This past week, I did my first volunteer presentation for AARP on Health Care Reform. The audience was a group in Robbinsville. I was looking forward to doing this presentation from the time I attended a speaker's orientation a few months ago. From the moment I walked in the building with my stuff and no one seemed to be expecting me, I was right back to the bar years, when I'd show up with my stuff (i.e. my guitar) and no one seemed to be expecting me. My deja vu experience did not end there.
* When I met the woman who had contacted AARP for a speaker, she told me most of the people didn't know I was going to speak. Back to the bar years: In 90% + of the places I played, few people knew there would be live music on nights I'd show up. Later, the same woman told me I was to begin speaking after "line dancing" finished. Bar years: I waited to start until a ball game on TV was over.
* There was no specific "place" where I was to stand to speak and no lectern or table set aside for me to use. Back to the bar years: Many times my "stage" was the place in the bar most proximate to a working lightbulb. In some bars, I'd set up in a different place from one week to the next.
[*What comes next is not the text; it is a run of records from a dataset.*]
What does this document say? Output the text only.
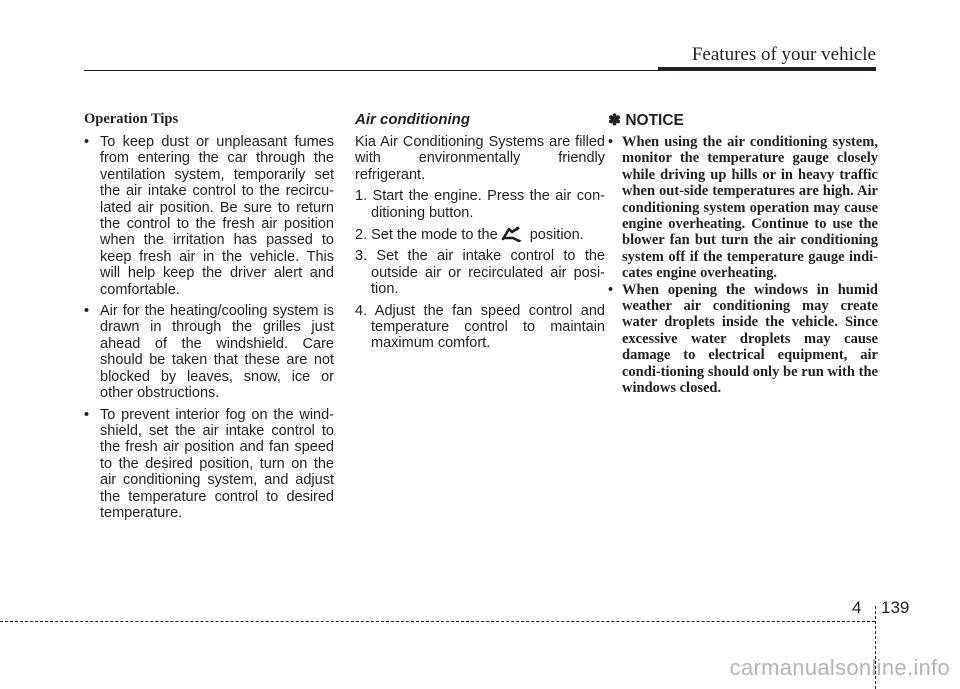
Features of your vehicle
Operation Tips
• To keep dust or unpleasant fumes from entering the car through the ventilation system, temporarily set the air intake control to the recircu-lated air position. Be sure to return the control to the fresh air position when the irritation has passed to keep fresh air in the vehicle. This will help keep the driver alert and comfortable.
• Air for the heating/cooling system is drawn in through the grilles just ahead of the windshield. Care should be taken that these are not blocked by leaves, snow, ice or other obstructions.
• To prevent interior fog on the wind-shield, set the air intake control to the fresh air position and fan speed to the desired position, turn on the air conditioning system, and adjust the temperature control to desired temperature.
Air conditioning
Kia Air Conditioning Systems are filled with environmentally friendly refrigerant.
1. Start the engine. Press the air con-ditioning button.
2. Set the mode to the position.
3. Set the air intake control to the outside air or recirculated air posi-tion.
4. Adjust the fan speed control and temperature control to maintain maximum comfort.
✽ NOTICE
• When using the air conditioning system, monitor the temperature gauge closely while driving up hills or in heavy traffic when out-side temperatures are high. Air conditioning system operation may cause engine overheating. Continue to use the blower fan but turn the air conditioning system off if the temperature gauge indi-cates engine overheating.
• When opening the windows in humid weather air conditioning may create water droplets inside the vehicle. Since excessive water droplets may cause damage to electrical equipment, air condi-tioning should only be run with the windows closed.
4 139
carmanualsonline.info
I had a great time doing my speech this past week and I will do as many as AARP asks of me. And I loved playing in the bars - wouldn't trade those years for anything. 40 years ago I played my guitar & sang in bars to people around my age. Some listened, some didn't. A few days ago I spoke to a group of people around my age. Some listened, some didn't. I met my wife while I was playing in one of those bars; she was one of the people who listened. If I get lucky enough to make one friend of her caliber while I'm speaking somewhere for AARP, I'll be really pleased.